I've been fumbling around with order types and ordinals these past few days. I read about partial, total, and well-ordered structures, and I'm curious to see if a linearly ordered set has no subset with order type $\omega^*$, then it is in fact well ordered. Here $\omega^*$ is the order type of the negative integers.

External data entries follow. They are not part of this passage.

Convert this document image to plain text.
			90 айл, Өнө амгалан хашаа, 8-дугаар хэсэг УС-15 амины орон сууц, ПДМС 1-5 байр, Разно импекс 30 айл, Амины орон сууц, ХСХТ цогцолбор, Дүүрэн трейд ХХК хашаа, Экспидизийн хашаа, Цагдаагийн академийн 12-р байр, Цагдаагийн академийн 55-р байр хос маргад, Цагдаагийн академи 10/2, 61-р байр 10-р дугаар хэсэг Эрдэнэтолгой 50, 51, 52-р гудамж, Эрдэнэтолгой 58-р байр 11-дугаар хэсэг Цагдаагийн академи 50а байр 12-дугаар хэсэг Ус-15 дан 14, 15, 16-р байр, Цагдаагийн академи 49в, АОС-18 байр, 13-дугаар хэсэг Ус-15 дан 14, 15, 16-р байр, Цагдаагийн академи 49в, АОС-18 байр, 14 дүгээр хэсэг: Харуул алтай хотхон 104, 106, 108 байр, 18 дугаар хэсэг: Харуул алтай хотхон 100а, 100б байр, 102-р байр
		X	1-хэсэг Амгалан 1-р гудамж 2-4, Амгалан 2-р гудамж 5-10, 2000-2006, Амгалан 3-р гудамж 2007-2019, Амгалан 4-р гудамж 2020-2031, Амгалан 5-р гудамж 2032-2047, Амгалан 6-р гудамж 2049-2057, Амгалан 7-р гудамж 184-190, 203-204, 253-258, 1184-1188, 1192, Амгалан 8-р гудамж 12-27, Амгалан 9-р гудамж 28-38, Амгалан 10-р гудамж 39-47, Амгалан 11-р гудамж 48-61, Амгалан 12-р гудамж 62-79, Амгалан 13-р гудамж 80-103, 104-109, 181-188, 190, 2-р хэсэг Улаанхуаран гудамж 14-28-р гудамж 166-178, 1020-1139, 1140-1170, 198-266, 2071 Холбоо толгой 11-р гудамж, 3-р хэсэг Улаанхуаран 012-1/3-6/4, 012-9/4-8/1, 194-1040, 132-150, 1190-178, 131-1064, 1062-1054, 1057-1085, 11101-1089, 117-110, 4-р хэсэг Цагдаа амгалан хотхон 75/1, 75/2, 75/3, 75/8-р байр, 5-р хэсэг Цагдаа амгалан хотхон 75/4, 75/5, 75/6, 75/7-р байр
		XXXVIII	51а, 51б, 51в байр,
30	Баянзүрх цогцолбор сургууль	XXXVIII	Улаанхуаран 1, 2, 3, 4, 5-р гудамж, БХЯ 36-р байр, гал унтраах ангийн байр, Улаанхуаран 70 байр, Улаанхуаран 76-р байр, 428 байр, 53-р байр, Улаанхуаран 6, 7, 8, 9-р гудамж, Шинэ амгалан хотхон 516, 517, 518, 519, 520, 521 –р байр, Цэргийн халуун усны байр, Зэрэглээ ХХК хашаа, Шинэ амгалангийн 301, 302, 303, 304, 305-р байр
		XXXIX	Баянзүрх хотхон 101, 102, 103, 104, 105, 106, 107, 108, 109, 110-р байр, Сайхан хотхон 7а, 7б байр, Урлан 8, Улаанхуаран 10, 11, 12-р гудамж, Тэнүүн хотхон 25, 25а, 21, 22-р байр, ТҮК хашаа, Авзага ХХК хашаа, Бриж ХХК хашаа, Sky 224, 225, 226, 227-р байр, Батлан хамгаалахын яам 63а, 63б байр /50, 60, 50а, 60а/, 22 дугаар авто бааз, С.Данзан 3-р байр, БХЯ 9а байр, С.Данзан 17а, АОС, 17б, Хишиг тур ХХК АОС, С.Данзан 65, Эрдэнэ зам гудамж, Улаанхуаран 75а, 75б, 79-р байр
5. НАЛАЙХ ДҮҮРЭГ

My idea was this. Let $X$ be some totally ordered set such with subset with order type $\omega^*$. Take any nonempty subset $Y$ of $X$. If $Y$ is finite, it must have a least element, so assume $Y$ is infinite. By way of contradiction, I assume $Y$ has no least element. My strategy was to then somehow construct a subset of $Y$ which has order type $\omega^*$. I do this by first picking an element $a_0$ from $Y$. Since $Y$ has no least element, and since $Y$ is also totally ordered, there must be some other element $a_1\in Y$ such that $a_1\prec a_0$. Again, $a_1$ is not the least element of $Y$, so we can find an element $a_2\in Y$ such that $a_2\prec a_1\prec a_0$. Continuing along, I would eventually have a set $Z=\{\dots,a_3,a_2,a_1,a_0\}$, where I have written it in increasing order. But then $Z$ has order type $\omega^*$, a contradiction.
Does this argument hold up? If so, I feel it is a little handwavey, and the "continuing along" part needs to be formalized. Is there a way to do so with Choice or maybe (transfinite) recursion? I fear I may have written nonsense, as I've done many times in the past. Thanks for any criticism and insights.